# quelle prise USB Legrand choisir ?



## bc2323 (5 Janvier 2016)

Bonjour à tous, 

premier message, premier dilemme. 
Je veux installer une prise double USB Legrand pour charger iPhone 6S +, iPad Air et Apple Watch, et j'ai un gros doute car la prise existe en deux versions. Une version 2400 mA (norme française) et une version 1500 mA (norme européenne).
Quelqu'un saurait laquelle serait la plus adaptée ?

Merci
bc


----------



## Deleted member 284611 (8 Janvier 2016)

La 2400 mA pour charger plus vite l'iPad...

Cela n'a rien à voir avec les normes, ce sont des puissances différentes simplement (en fait dès intensités différentes si on est rigoureux...)

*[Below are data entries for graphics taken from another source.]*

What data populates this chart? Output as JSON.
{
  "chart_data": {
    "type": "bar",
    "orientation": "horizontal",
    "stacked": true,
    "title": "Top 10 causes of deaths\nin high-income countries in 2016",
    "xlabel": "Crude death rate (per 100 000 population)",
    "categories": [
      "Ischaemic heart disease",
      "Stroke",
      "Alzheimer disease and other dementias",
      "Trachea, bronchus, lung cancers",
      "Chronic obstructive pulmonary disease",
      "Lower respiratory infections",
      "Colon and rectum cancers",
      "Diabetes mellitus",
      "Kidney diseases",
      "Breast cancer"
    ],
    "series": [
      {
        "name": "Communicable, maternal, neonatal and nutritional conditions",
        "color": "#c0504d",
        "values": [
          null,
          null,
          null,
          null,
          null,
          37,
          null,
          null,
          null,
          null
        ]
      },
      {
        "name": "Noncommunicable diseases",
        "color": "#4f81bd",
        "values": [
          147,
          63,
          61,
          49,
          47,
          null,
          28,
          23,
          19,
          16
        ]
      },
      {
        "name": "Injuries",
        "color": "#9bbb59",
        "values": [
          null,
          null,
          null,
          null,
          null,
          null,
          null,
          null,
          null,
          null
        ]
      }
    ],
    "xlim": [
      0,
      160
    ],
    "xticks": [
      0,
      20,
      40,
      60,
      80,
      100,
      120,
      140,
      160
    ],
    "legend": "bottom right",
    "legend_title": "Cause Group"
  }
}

L'iPad se chargera aussi avec le 1500mA mais plus doucement...


----------



## daffyb (8 Janvier 2016)

Pourrais tu donner les références ?
Il s'agit, si j'ai bien regardé, de question de design et de place prévue.
Si le design et la place sont ok pour la version 2400mA alors prend celle ci.
J'ai la version 1500mA en module Mosaïc et j'en suis totalement satisfait.


----------



## bc2323 (8 Janvier 2016)

Merci de vos réponses.
ma seule crainte était d'épuiser plus rapidement la batterie de mon iPhone.
en termes de références, il y a la Prise double Céliane pour chargeur USB - 1500 mA (ref 067462)
http://www.castorama.fr/store/Prise-double-chargeur-USB-Blanc-CELIANE-prod11830087.html
normes européennes 

et la prise prise de courant + chargeur universel 2 USB 2400 mA (ref 067106)
http://www.materielelectrique.com/advanced_search_result.php?keywords=067106
norme française

voilà, vous  savez tout.
merci


----------



## daffyb (8 Janvier 2016)

Pas de soucis. Prends la version 2400 mA si elle te convient en terme d'encombrement.


----------



## Deleted member 284611 (9 Janvier 2016)

Les deux sont aux normes françaises, sinon interdit d'être vendu sur le territoire... Le marketing des 2 sites ne cite juste pas la même chose...

Les produits Celiane sont jolies et fiables, j'en ai chez moi (prises et interrupteur). J'aime beaucoup leur design même si ils ne sont pas données...


----------